Pendant qu’Abiy Ahmed et les dirigeants tigréens s’affrontent pour le pouvoir, les travailleurs éthiopiens plongent dans la misère. Les entreprises des pays impérialistes exploitent en Éthiopie une des mains-d’œuvre les moins chères du monde. Les ouvrières travaillant pour les grandes marques de la confection doivent se contenter de salaires représentant un tiers de ceux du Bangladesh. Sur ce point, il y a unanimité dans la classe dirigeante éthiopienne, quelle que soit son origine. Tous s’en prévalent pour chercher à attirer toujours plus d’investisseurs et atteindre ainsi un taux de croissance de plus de 8 % par an. Mais, pour les travailleurs, il est de plus en plus difficile de se nourrir et de se loger. Les prix des aliments de base que sont le mil et le sorgho ont plus que doublé en un an, sous les coups de la crise économique mondiale et du coronavirus. Et si la guerre devait durer, cela ne pourrait que s’aggraver.

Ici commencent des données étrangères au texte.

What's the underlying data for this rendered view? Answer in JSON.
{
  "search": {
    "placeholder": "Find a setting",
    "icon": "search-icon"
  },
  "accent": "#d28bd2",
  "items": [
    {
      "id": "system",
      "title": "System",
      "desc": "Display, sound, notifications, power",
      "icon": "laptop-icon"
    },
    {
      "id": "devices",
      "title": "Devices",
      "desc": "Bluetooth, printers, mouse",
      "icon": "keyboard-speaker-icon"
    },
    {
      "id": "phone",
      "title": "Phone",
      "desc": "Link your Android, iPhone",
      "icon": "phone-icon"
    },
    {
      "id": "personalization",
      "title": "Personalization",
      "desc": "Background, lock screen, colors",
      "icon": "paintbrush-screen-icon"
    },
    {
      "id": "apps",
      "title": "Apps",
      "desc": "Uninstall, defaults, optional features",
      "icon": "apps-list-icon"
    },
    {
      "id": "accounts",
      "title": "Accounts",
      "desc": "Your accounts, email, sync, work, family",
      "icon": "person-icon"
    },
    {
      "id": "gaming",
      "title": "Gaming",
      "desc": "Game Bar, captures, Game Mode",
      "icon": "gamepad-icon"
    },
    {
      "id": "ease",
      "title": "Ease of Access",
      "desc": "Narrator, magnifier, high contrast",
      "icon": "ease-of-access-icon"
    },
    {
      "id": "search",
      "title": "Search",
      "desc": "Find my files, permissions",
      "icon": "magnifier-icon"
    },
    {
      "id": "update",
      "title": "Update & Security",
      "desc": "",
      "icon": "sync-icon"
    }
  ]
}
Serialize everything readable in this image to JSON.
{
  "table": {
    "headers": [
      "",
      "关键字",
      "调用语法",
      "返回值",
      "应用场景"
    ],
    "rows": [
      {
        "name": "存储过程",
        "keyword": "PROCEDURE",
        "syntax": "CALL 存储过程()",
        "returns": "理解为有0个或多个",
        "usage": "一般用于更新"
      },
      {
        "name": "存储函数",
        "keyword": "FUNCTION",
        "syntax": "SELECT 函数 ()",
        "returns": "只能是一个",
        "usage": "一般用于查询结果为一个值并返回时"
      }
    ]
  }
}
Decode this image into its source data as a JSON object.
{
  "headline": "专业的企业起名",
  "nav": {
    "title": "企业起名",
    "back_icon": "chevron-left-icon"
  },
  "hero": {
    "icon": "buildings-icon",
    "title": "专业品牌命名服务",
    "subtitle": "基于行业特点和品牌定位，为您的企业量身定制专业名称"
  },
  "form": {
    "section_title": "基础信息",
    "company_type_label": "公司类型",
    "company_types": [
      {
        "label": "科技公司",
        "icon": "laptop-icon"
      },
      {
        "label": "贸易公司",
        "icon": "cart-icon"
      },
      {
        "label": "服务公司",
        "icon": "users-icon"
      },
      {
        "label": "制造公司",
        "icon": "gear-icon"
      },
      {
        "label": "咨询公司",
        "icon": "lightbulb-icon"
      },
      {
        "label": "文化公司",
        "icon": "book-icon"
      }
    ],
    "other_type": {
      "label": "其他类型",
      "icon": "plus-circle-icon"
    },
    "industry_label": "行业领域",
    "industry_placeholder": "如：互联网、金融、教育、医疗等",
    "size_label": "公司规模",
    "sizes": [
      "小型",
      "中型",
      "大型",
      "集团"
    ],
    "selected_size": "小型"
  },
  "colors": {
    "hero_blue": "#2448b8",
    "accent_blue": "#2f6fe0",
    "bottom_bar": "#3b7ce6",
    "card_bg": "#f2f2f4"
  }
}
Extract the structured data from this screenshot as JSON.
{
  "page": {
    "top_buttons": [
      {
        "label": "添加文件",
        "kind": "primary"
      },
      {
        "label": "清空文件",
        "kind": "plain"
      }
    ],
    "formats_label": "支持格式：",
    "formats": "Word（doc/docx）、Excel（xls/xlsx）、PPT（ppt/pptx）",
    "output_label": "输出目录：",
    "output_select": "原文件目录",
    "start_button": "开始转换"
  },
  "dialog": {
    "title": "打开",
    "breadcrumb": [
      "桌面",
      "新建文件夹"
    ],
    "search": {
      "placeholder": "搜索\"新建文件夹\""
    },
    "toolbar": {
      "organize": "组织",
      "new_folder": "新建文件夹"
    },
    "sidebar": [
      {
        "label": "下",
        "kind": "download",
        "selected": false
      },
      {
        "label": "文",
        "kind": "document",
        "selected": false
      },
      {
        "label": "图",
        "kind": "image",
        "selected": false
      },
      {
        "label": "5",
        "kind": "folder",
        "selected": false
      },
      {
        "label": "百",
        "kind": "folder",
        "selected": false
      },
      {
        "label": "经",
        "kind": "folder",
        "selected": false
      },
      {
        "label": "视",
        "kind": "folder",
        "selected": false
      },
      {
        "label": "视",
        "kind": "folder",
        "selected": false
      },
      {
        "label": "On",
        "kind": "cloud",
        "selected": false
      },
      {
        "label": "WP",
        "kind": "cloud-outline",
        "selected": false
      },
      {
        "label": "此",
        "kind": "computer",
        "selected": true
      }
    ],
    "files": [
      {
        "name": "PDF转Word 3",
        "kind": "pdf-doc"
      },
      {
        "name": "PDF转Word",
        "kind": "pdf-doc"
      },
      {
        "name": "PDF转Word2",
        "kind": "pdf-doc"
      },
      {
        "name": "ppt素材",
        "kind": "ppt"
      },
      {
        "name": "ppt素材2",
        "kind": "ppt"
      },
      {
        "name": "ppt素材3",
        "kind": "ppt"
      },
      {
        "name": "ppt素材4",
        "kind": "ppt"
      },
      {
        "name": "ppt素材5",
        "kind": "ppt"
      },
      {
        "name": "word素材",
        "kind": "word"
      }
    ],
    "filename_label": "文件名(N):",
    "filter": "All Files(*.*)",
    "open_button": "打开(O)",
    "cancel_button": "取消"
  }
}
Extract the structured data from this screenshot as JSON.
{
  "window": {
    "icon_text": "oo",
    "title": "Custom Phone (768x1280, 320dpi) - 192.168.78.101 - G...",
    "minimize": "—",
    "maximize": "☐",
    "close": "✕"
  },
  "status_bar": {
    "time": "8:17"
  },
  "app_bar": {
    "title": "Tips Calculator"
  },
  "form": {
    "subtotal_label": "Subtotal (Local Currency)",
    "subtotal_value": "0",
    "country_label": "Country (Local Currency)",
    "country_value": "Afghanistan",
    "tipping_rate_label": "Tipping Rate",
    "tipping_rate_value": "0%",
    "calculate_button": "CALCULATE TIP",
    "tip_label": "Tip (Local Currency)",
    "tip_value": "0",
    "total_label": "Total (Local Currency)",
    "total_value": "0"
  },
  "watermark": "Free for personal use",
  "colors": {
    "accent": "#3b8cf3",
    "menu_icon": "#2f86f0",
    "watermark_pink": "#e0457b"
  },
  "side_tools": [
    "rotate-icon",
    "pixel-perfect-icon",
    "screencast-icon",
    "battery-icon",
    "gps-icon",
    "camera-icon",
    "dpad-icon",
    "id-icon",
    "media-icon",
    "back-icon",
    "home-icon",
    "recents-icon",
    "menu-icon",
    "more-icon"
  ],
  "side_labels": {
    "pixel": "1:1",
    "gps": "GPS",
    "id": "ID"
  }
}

Les politiciens et les capitalistes qui créent cette situation sont les ennemis mortels des travailleurs, qu’ils soient à Addis-Abeba, au Tigré ou installés dans les grandes puissances. La classe ouvrière et toute la population pauvre ne peuvent mener la lutte contre eux qu’au coude-à-coude, quelle que soit leur ethnie.